Upper Bow Basin Cumulative Effects Study
June 17, 2014
Calgary, AB - Continuing with current management practices will lead to further declines in water quality and quantity in the Bow River and increase the likelihood of flooding, shows a study being released today. But improving a variety of land use practices can slow that decline and create opportunities for increasing the health of the watershed.
In the days leading up to June 20, 2013, Alberta experienced extreme rainfall that led to flooding on the Bow River and its associated watershed. Total damage was estimated at $3 to $5 billion.
While catastrophic floods have always been part of life on the river, they also remind us how humans are entirely dependent on natural systems for food, drinking water, electric power, irrigation, sanitation, and much more. On the Bow, as with many other rivers worldwide, the twin pressures of human development and climate change are making it increasingly difficult for those natural systems to fulfill our needs, and those of the surrounding environment.

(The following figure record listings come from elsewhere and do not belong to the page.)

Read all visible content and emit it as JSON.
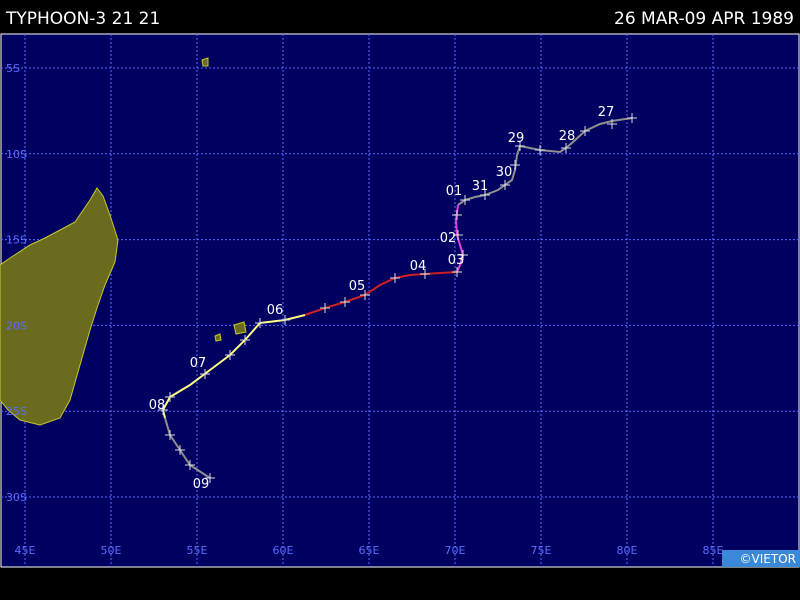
{
  "header": {
    "title": "TYPHOON-3 21 21",
    "date": "26 MAR-09 APR 1989"
  },
  "lat_labels": [
    "5S",
    "10S",
    "15S",
    "20S",
    "25S",
    "30S"
  ],
  "lon_labels": [
    "45E",
    "50E",
    "55E",
    "60E",
    "65E",
    "70E",
    "75E",
    "80E",
    "85E"
  ],
  "day_labels": [
    "27",
    "28",
    "29",
    "30",
    "31",
    "01",
    "02",
    "03",
    "04",
    "05",
    "06",
    "07",
    "08",
    "09"
  ],
  "credit": "©VIETOR"
}
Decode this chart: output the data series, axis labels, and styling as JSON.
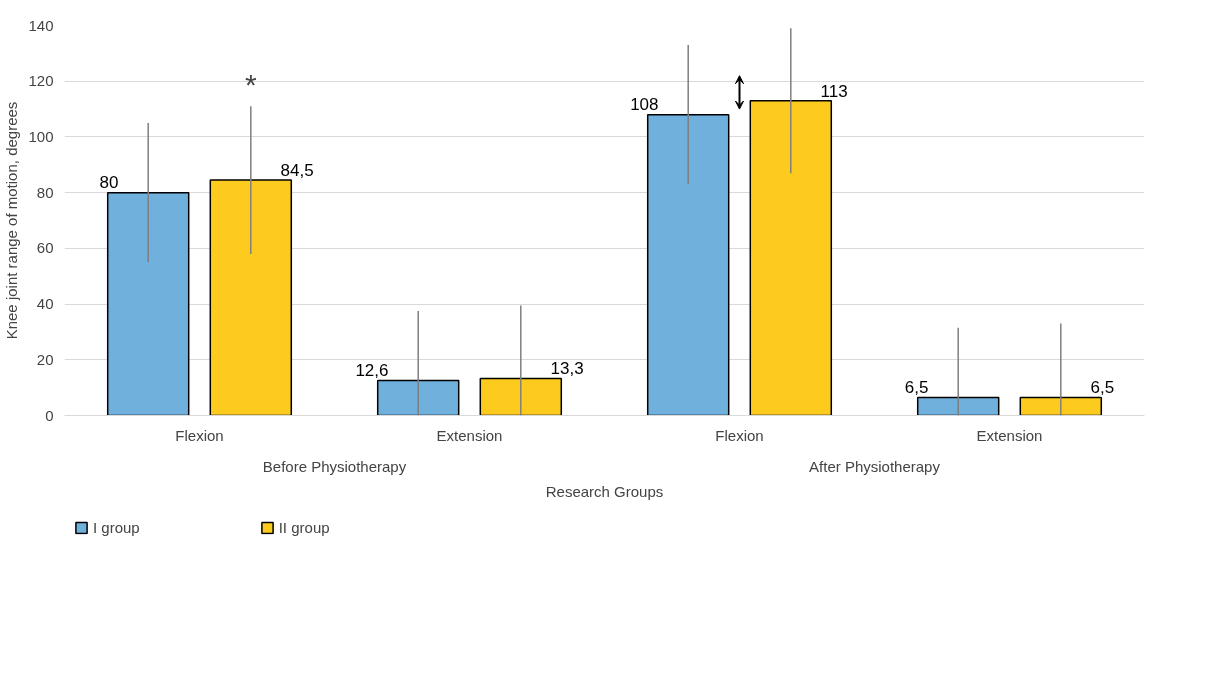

In recognition that continuing to manage the Bow watershed as we have in the past will lead to further declines in the river’s capacity to produce clean water, absorb pollutants, and regulate water levels, a group of stakeholders has produced the
Upper Bow Basin Cumulative Effects Study.
The study models the influence of a variety of land uses on water quality and quantity, and recommends practices that can slow the decline in indicators of watershed health.
Participants in the Upper Bow Basin Cumulative Effects Study (UBBCES) include the Bow River Basin Council, the Calgary Regional Partnership, Action for Agriculture, the MD of Bighorn,
Alberta Wilderness Association, and Yellowstone to Yukon Conservation Initiative.
Some of the improved practices that will reduce pressures on the Bow watershed include:
- Maintain riparian buffers when harvesting timber in headwaters and avoid logging steep slopes
- Increase the restoration of industrial access roads
- Increase the number of oil or gas wells per well-pad
- Prevent OHV’s from travelling through wetlands
UBBCES partners commissioned Science Media Centre of Canada to prepare a backgrounder that uses the Bow as a case study to explore the any interconnected issues that face modern river ecosystems, from water scarcity and quality to ecosystem integrity and the dangers of floods and droughts.
The document is designed to provide an overview that can help journalists, policymakers and the general public quickly get up to speed on the critical issues that will be debated in the coming years and decades, and to provide a sense of the state of scientific knowledge underlying them.